Aynı adları taşıyan erkekler, aynı isimleri olan kadınlar, aynı vasıf ve nitelikleri haiz çocuklar birbirine düşman edilmek isteniyor. Birbirine yabancı olsun isteniyor. Birbiriyle kanlı bıçaklı olarak birbirine düşsün isteniyor.
Millet olduğumuz halde, bundan geri adım atarak, parçalara bölünmemiz ayrılmamız, aşiret ve kavimler olarak, kör döğüşe çekilmemiz isteniyor.
Birbirimizle kıran kırana boğuşmamız isteniyor.
İnsanda, onun bir parçası olarak varlık gösteren vücuttaki her organı, vücuttan ayırıp ayrı bir kimliğe büründürmek isteyiş -cazip gelse de- nasıl imkânsızı talep ise, olmayacak duaya âmin demek ise, millet bedeninin her uzvuna ayrı kişilikler vermek isteyiş de câzip fakat ölü doğuşa götürecek olan bir kuru hayalden aşka bir şey değildir.
*
İşte Türkiye'de yapılmak istenen budur.
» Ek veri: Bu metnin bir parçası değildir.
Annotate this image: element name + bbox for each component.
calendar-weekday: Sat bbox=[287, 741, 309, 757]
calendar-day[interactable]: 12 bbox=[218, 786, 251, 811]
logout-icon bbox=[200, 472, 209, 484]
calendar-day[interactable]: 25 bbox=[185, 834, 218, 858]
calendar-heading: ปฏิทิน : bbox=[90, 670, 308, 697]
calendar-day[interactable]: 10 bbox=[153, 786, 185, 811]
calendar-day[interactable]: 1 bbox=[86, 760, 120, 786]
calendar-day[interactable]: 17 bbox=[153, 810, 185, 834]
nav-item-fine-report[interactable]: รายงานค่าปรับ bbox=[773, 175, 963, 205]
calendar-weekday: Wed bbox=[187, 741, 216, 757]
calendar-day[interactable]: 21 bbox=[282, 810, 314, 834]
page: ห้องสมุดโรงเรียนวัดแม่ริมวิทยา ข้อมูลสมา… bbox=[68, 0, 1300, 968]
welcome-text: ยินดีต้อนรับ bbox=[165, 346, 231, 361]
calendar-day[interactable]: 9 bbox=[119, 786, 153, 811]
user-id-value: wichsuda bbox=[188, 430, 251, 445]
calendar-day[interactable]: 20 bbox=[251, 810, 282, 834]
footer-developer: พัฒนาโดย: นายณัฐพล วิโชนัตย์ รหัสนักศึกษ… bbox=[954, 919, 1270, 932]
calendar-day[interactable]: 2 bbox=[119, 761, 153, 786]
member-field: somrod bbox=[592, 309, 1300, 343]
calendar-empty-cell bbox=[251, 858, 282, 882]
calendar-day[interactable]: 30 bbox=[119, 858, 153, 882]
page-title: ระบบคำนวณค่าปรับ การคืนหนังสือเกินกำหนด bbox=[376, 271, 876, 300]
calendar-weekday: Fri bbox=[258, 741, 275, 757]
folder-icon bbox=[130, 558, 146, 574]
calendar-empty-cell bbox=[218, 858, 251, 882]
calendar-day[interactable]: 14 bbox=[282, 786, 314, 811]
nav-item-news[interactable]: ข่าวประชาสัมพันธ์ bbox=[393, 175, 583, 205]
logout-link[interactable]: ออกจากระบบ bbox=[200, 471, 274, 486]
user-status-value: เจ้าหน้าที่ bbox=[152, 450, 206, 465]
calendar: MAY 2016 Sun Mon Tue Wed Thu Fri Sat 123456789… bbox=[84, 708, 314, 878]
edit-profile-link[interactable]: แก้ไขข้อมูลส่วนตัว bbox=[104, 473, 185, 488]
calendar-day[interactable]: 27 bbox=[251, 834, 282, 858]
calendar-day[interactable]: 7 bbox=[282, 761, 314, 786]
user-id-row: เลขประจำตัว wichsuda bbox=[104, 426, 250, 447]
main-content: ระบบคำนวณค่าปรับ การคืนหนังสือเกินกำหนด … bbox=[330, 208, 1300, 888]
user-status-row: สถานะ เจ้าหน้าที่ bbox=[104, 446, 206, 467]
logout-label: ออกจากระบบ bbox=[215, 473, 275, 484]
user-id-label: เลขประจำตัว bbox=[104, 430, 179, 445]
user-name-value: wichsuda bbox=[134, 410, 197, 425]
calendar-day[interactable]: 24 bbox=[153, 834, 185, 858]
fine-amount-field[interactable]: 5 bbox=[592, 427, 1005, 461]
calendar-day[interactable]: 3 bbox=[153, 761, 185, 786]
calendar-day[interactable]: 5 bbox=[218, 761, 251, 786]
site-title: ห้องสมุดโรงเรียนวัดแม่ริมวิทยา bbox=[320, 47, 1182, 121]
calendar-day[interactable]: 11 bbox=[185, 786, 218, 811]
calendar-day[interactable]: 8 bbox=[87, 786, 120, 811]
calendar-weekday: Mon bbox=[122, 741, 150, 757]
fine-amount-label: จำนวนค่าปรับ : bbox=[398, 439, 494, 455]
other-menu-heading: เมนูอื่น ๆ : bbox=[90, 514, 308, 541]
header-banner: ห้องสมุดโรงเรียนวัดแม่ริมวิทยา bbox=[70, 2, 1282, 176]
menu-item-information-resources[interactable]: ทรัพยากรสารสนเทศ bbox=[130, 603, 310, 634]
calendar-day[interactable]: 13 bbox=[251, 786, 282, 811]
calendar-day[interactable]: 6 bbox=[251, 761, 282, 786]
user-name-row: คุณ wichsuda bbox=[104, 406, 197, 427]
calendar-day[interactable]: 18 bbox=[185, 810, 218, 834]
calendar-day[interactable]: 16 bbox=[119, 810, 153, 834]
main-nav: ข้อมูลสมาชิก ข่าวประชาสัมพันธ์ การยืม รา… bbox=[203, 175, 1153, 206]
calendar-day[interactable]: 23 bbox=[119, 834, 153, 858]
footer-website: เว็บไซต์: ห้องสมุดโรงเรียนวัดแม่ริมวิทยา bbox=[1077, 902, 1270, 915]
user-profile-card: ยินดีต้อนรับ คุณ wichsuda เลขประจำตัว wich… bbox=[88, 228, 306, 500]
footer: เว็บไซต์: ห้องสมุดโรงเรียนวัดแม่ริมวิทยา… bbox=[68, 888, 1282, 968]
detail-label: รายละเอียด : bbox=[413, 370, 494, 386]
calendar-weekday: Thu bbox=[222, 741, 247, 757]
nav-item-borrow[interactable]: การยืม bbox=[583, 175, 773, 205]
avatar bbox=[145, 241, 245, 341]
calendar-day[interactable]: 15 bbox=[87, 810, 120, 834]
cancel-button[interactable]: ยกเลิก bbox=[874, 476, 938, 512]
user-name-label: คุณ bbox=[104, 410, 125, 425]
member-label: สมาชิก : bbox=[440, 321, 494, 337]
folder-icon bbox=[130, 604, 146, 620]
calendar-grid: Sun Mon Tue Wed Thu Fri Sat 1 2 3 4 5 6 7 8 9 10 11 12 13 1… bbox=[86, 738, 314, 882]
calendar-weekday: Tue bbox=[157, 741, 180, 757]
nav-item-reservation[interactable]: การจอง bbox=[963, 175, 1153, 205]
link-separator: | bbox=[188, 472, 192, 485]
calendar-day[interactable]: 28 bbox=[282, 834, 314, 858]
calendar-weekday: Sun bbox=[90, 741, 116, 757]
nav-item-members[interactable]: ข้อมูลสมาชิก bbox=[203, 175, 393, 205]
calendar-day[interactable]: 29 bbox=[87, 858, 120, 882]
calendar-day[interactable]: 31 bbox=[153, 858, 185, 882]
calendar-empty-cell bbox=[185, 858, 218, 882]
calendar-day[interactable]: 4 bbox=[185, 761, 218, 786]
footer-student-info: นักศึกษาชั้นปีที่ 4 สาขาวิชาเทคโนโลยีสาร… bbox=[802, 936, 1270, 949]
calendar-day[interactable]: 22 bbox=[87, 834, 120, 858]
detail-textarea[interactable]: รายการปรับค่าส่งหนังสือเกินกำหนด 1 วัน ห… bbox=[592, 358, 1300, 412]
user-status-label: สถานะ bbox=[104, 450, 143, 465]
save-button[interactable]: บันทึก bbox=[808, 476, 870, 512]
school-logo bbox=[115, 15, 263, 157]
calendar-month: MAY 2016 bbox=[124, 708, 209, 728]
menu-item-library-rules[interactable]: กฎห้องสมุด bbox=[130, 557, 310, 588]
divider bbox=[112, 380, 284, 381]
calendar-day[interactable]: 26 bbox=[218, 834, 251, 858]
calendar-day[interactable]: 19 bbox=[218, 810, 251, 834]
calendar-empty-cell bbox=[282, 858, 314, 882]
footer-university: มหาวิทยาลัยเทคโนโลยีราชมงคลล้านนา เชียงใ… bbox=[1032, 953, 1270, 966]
Tıpkı aile fertlerini aileden koparma operasyonu gibi bir şey...
Aile dışına düşen çocukların âkıbeti ne olursa, millet oluştan çıkmaya çalışanların da hazin hâli bu olacaktır. Birliklerine toz kondurmayan dost kılıklı düşman devletler; seni beni ayrılığa gayrılığa düşürmekteler:
*
Öyle mahirler ki, onları dost sanıyor, birbirimizi ise düşman!..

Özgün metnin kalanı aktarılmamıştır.